Ender's Game by Orson Scott Card
So, we should probably start training all the kids in how to battle aliens now that water has been found on Mars, right? Orson Scott Card imagined a future universe where that's exactly what Earth has done, after fighting wars against the alien race of "Buggers." And I gotta say, I'm not sure it worked out kindly for our young protagonist Ender Wiggin. The book and its author have been controversial from the outset, with some calling the book "Hitler apologia" and Scott Card, strangely, calling President Obama Hitler and opposing same-sex marriage. It can be even more interesting to read Ender's Game with these critiques in mind.
Binti by Nnedi Okorafor
Teenage Binti is part of the marginalized Himba culture on Earth, but she has been given the opportunity to be the first of her culture to attend Oomza University — the university that would be like combining Oxford, Harvard, MIT, and Cambridge all into one prestigious school. However, on the journey to school on a faraway planet, Bindi and her fellow travelers are attacked by the Meduse, a nightmarish alien race. Okorafor, however, is less interested in good-versus-evil than finding peace among cultures and what drives hatred of alien (as in intergalactic beings and people from other countries/cultures) communities.
Obsidian by Jennifer L. Armentrout
If you're hoping alien life forms will look more like smoldering hot teenage boys than green bodies with bulging eyes (or amoeba), Jennifer L. Armentrout's Lux series, starting with Obsidian, is directly up your alley. Katy wasn't on board with her move until she met the swoonworthy, but arrogant, new boy next door Daemon. And things got even more interesting when she figured out that he was an alien, and he's hunted by people across the galaxy who are looking to steal his powers. Obsidian is action-packed, but the hot romantic sparks are what really bring the book life.
The Martian Chronicles by Ray Bradbury
In Ray Bradbury's imagination, we Earthlings would be sending trip after trip to Mars by 1999. Though we're late, his tale of Martian colonization still echoes with the beauty of the planet. Earth has been decimated by an asteroid after decades of violence and turmoil. Mars is their hope, and so they colonize the planet and, in effect, inflict its troubles on the beautiful civilization and Martian peoples. The vignettes each tell a story of a group of humans' expedition to Mars or of their experiences once arriving, which are at times violent, and other times hopeful.
I Am Number Four by Pittacus Lore
Rather than through the eyes of space explorers or humans on Earth, I Am Number Four is told by an alien.
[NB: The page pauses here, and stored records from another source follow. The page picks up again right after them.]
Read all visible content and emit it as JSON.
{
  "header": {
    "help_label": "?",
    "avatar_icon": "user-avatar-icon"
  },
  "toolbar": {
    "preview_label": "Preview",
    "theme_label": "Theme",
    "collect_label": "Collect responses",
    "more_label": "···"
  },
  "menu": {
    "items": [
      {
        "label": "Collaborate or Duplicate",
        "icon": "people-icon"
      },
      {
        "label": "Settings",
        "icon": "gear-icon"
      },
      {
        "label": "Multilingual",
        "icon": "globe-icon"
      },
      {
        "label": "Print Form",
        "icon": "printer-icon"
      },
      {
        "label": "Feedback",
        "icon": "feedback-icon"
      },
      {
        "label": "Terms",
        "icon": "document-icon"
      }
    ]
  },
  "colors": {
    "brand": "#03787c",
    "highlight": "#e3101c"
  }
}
Teenage John Smith and eight other Loric aliens have sought refuge on Earth, hiding from their enemies of the Mogadorian aliens. But one by one, the Loric aliens are being picked off. And now John, the fourth person on the list, seems to be up next. He's awaiting his emerging magical powers, which he'll need to use to fight against his enemies to save himself, his alien friends, and the entire human race on Earth.
The bottom line: We should all be super excited for this major NASA announcement of water on Mars, if for no other reason than it means we can all be as excited about science as we were when we learned it from Bill Nye.